In order to detect variation in gene copy number among strains (including duplicated and missing genes), read counts were estimated for each gene in each strain. These counts were normalized for different library sizes between strains and for different gene lengths by expressing each as RPKM. In order to detect copy number variation, each strain was compared to HM-1:IMSS (in this case, the average RPKM for the HM-1A and HM-1B strains). Genes where the average HM1 RPKM was very high (top 12.5%) or low (bottom 12.5%) were not considered in the analysis, to avoid calling genes as missing when the lack of unique mapping is actually due to repetitiveness, leaving a set of 6,228 genes. Genes with RPKM values two-fold higher or two-fold lower were considered to have a variable number of copies. In addition, putative missing genes had to have an RPKM value of < 1. The analysis was run both for the original alignments and for alignments filtered so that only reads with unique start positions were considered. This second analysis was done to remove the possibility that high coverage was due to PCR duplicates arising during sequencing library preparation. However, with short read fragment libraries such as these, and particularly across short genes with deep coverage, many non-unique start positions are expected by chance, so removing them will dampen the signal of a high copy number. Therefore, the results of both analyses were shown.

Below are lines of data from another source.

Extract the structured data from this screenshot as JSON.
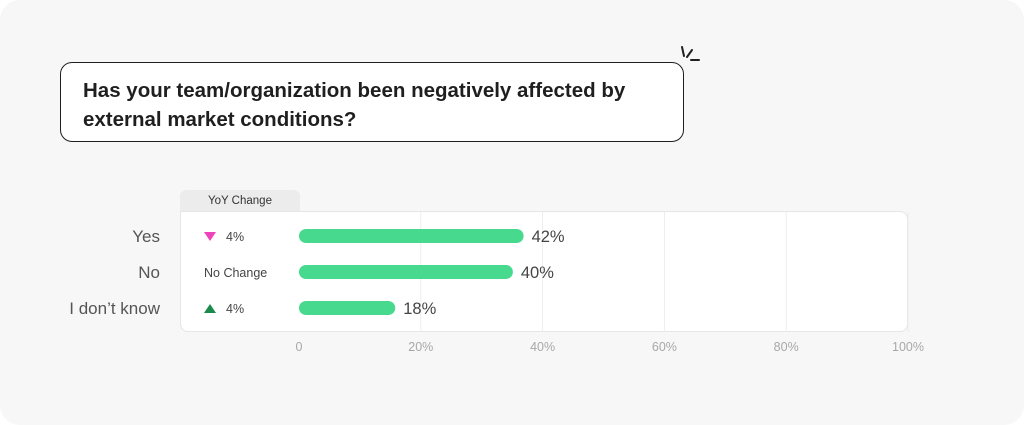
{
  "question": "Has your team/organization been negatively affected by external market conditions?",
  "colors": {
    "bar": "#47d98d",
    "down": "#ef43bb",
    "up": "#1a8a4a",
    "grid": "#ececec"
  },
  "yoy_header": "YoY Change",
  "chart_data": {
    "type": "bar",
    "orientation": "horizontal",
    "categories": [
      "Yes",
      "No",
      "I don’t know"
    ],
    "values": [
      42,
      40,
      18
    ],
    "value_labels": [
      "42%",
      "40%",
      "18%"
    ],
    "yoy_change": [
      {
        "direction": "down",
        "text": "4%"
      },
      {
        "direction": "none",
        "text": "No Change"
      },
      {
        "direction": "up",
        "text": "4%"
      }
    ],
    "xlim": [
      0,
      100
    ],
    "xticks": [
      0,
      20,
      40,
      60,
      80,
      100
    ],
    "xtick_labels": [
      "0",
      "20%",
      "40%",
      "60%",
      "80%",
      "100%"
    ],
    "grid": true
  }
}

Analysis of SNP polymorphism in gene coding sequences

SNPs in the coding regions of genes were classified as nonsynonymous (amino acid-altering) or synonymous (causing no change to the protein sequence) using custom perl scripts. Counts of the numbers of homozygous nonsynonymous and synonymous SNPs in polymorphic genes were tabulated (Additional file 5).

Data availability

All sequence read data have been deposited in the EBI short read archive and are publicly available. All read data are labeled with the study accession number ERP001383 and individual samples are labeled with the following sample accession numbers: HM-1A, ERS132616; HM-1B, ERS132617; Rahman, ERS132618; 2592100, ERS132619; PVBM08B, ERS132620; PVBM08F, ERS132621; IULA:1092:1, ERS132622; HK-9, ERS132623; MS84-1373, ERS132624; MS27-5030, ERS132625.